There are times in life when you may find yourself stumped. You didn’t get the job promotion you had been waiting for, or something that you are proud of gets ridiculed by someone else, and you end up falling out with your best friend. The solution to these everyday life challenges can be found in your local bookstore in the form of a literature therapist that is completely focused on making you feel good, offering you new ways of thinking that you may not come up with on your own. As humans, no one of us is the same when it comes to our thought patterns: you may be insecure about your height and someone else may be insecure about their third toe. One of the most joyous elements of self-help books is how they acknowledge the diversity and difference of human thought. If you want to be successful, then Dr Julie Smith’s Why Has Nobody Told Me This Before? is the one for you; if you are struggling with loneliness then How to Be Alone by Lane Moore is right up your street. Let’s be real here, therapy is expensive, but finding a book that relates to how your brain works entirely can be a much cheaper alternative and can be started and put down whenever you feel like it.

The self-help market boomed during the pandemic as individuals became prisoners of their own mind due to an influx of newfound free time. Yet over time, as we escaped the socially distanced safety of our homes, we left our self-help books in the corners of our rooms, their reassuring words and healing properties left to gather dust just like their impact within our minds. By just touching the glossy and eye-catching covers of therapeutic reads in Waterstones we will not be immediately transformed into a constant state of peace. When wanting to help yourself, you need to dedicate time and energy to these mindfulness manuals, otherwise you will just end up having a book that looks nice laying around until you stumble across it again one day and say to yourself ‘I must get round to reading this sometime!’. Unlike a normal book, self-help books turn the readers into the active characters - essentially, you are the main character in every self-help book. Therefore, this means that they require thorough reflection and thought and cannot be expected to just be read and for you to be transformed – the self-help book is the Mrs High Maintenance of the literature world after all, and she demands your full time and energy.

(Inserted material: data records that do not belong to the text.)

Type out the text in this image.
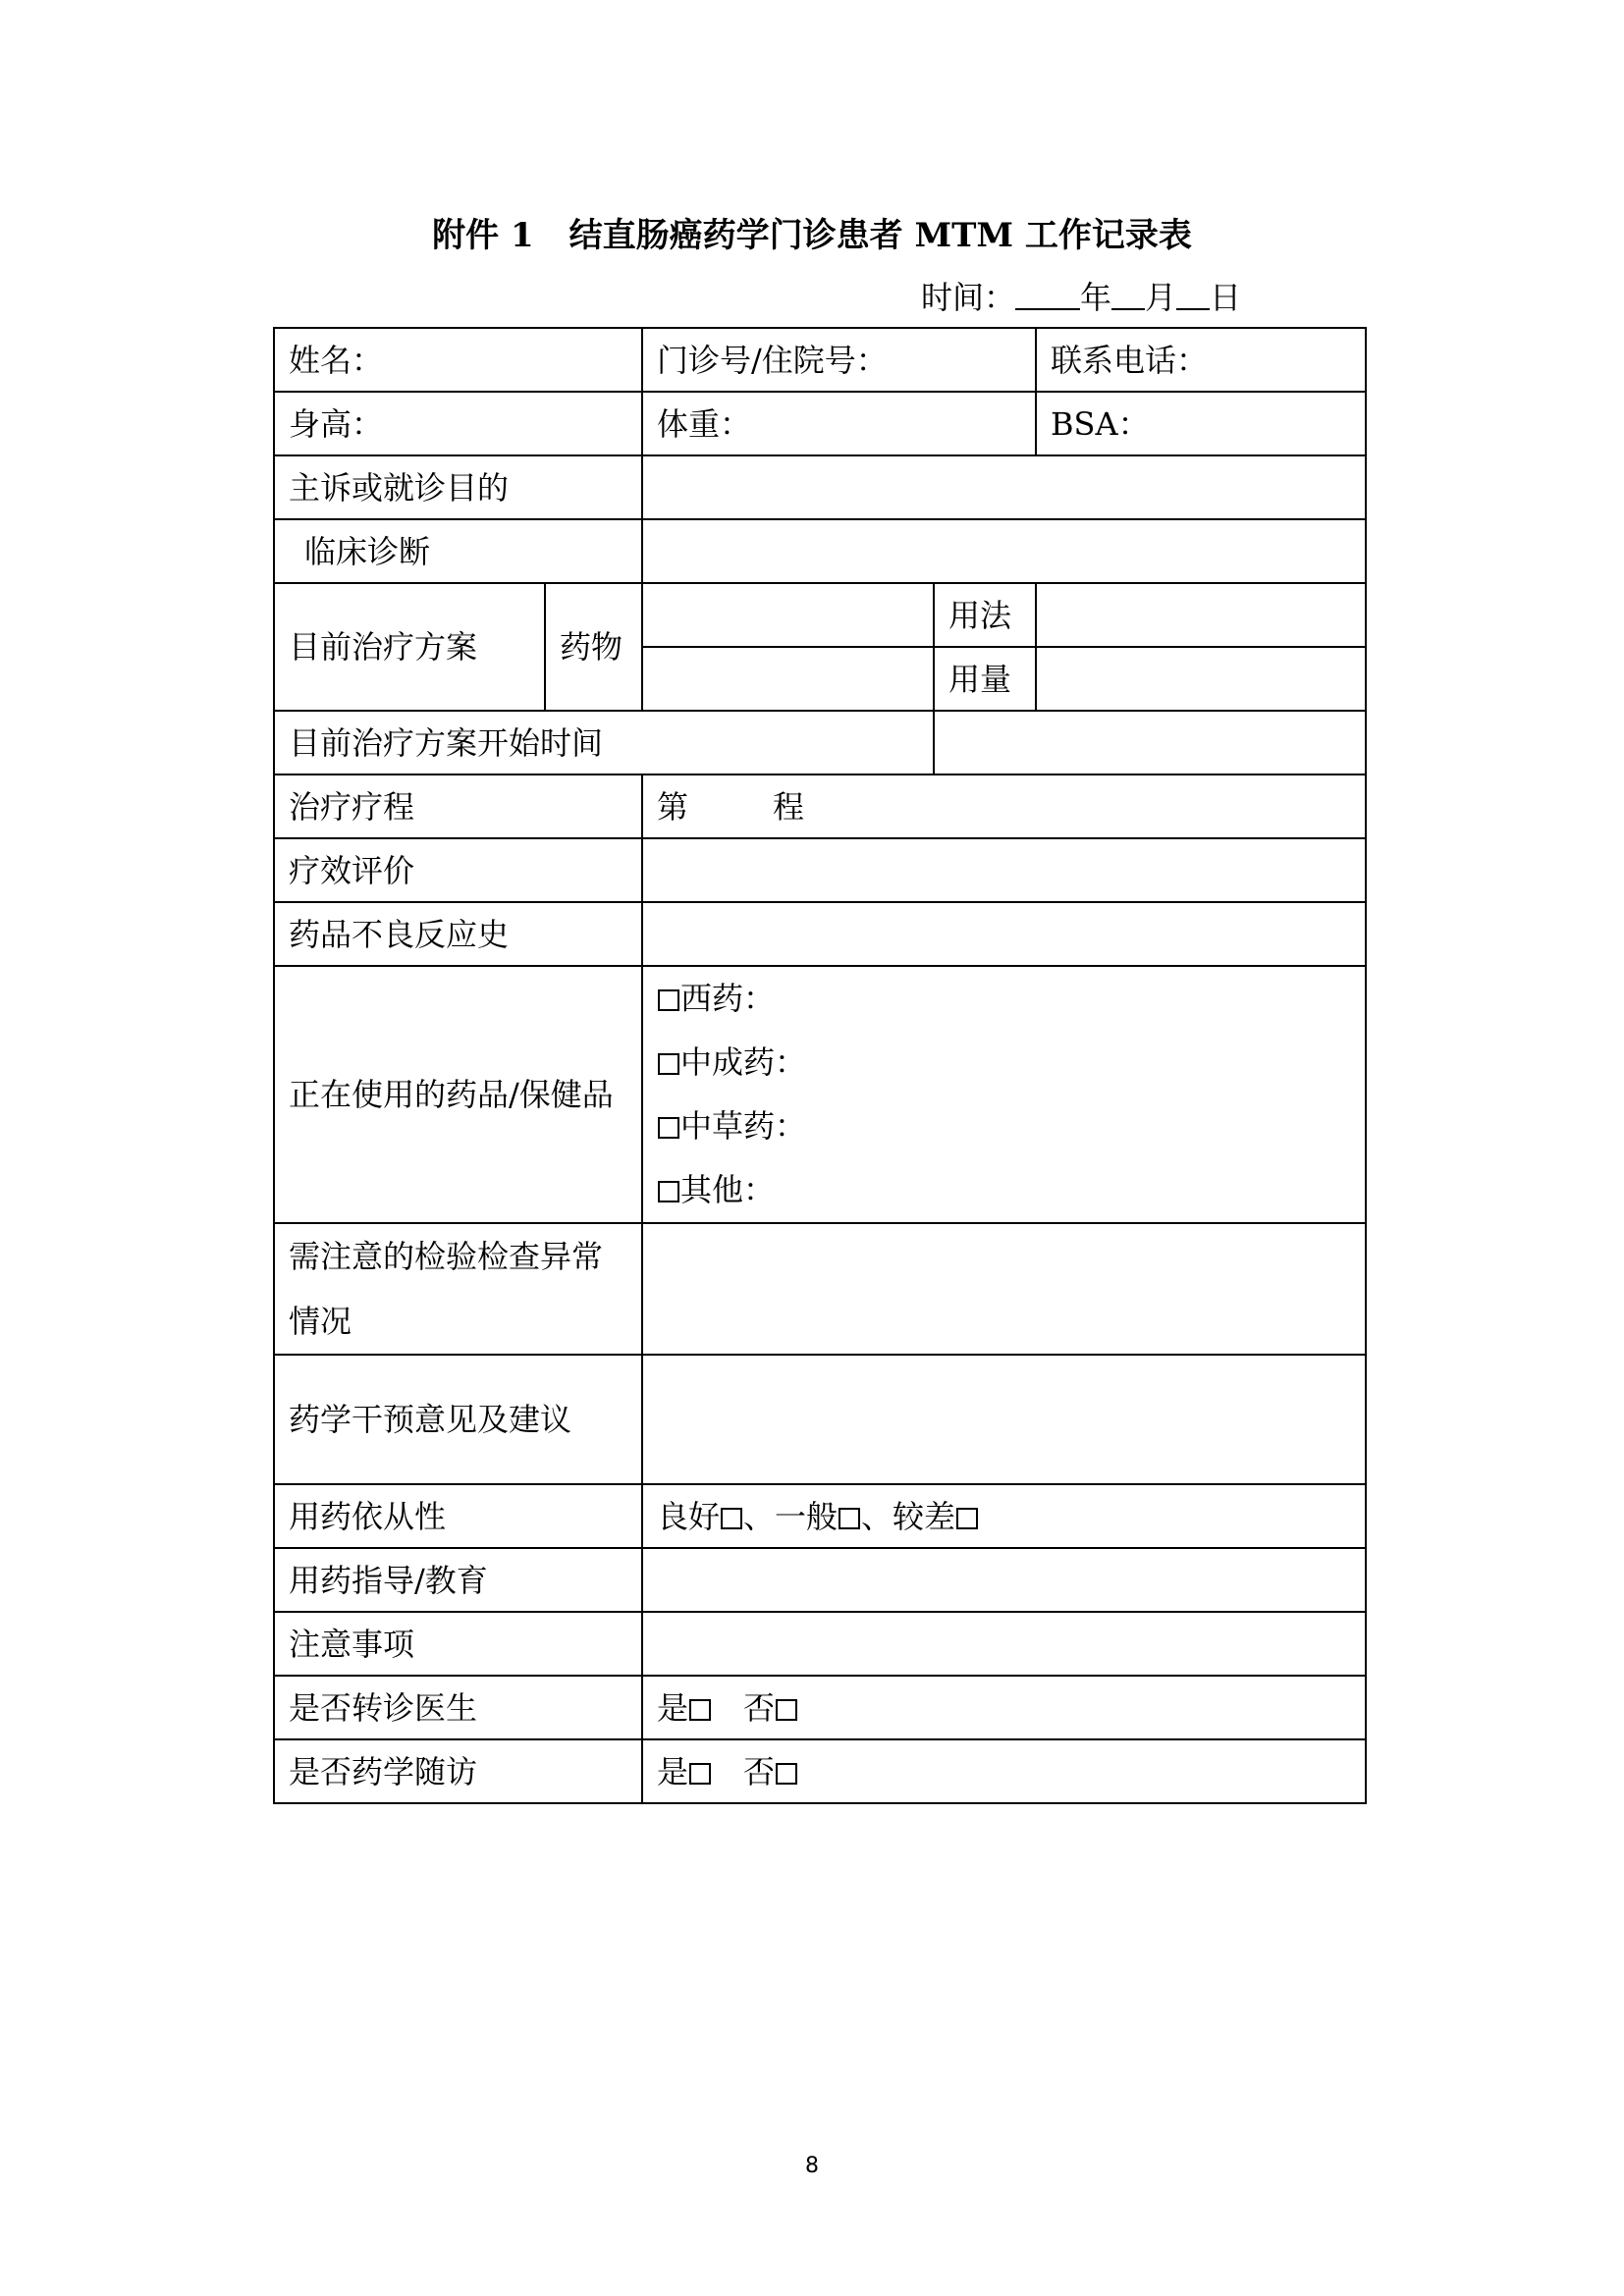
附件 1 结直肠癌药学门诊患者 MTM 工作记录表
时间： 年 月 日
姓名：		门诊号/住院号：		联系电话：
身高：		体重：		BSA：
主诉或就诊目的				
临床诊断				
目前治疗方案	药物		用法	
			用量	
目前治疗方案开始时间				
治疗疗程		第 程		
疗效评价				
药品不良反应史				
正在使用的药品/保健品		西药：
中成药：
中草药：
其他：		

需注意的检验检查异常情况				
药学干预意见及建议				
用药依从性		良好 、一般 、较差		
用药指导/教育				
注意事项				
是否转诊医生		是 否		
是否药学随访		是 否		
8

It is estimated that one in eight young people will experience a mental health problem of some kind each year in the United Kingdom, and when helping individuals who are suffering, doctors and therapists are now recommending bibliotherapy and therapy through the reading of self-help books and words. This has been found to alleviate stress, relax the body and clear the mind. Finding yourself at your wits end and turning to a paperback in the name of quelling your wild and untamed insecurities is getting increasingly more popular as more and more people want to know why their brains are working in certain ways and how they can turn this around. Written by doctors, therapists and scientists for the perfectionist, the over-thinker, the imposter syndrome victim, these books set up a relationship through words and provide professional advice and strategies. When experiencing the everyday stresses of society today, go to your nearest book shop and walk yourself to the self-help section: here you may find a therapist for life deep within the pages of a book that was waiting for you the entire time.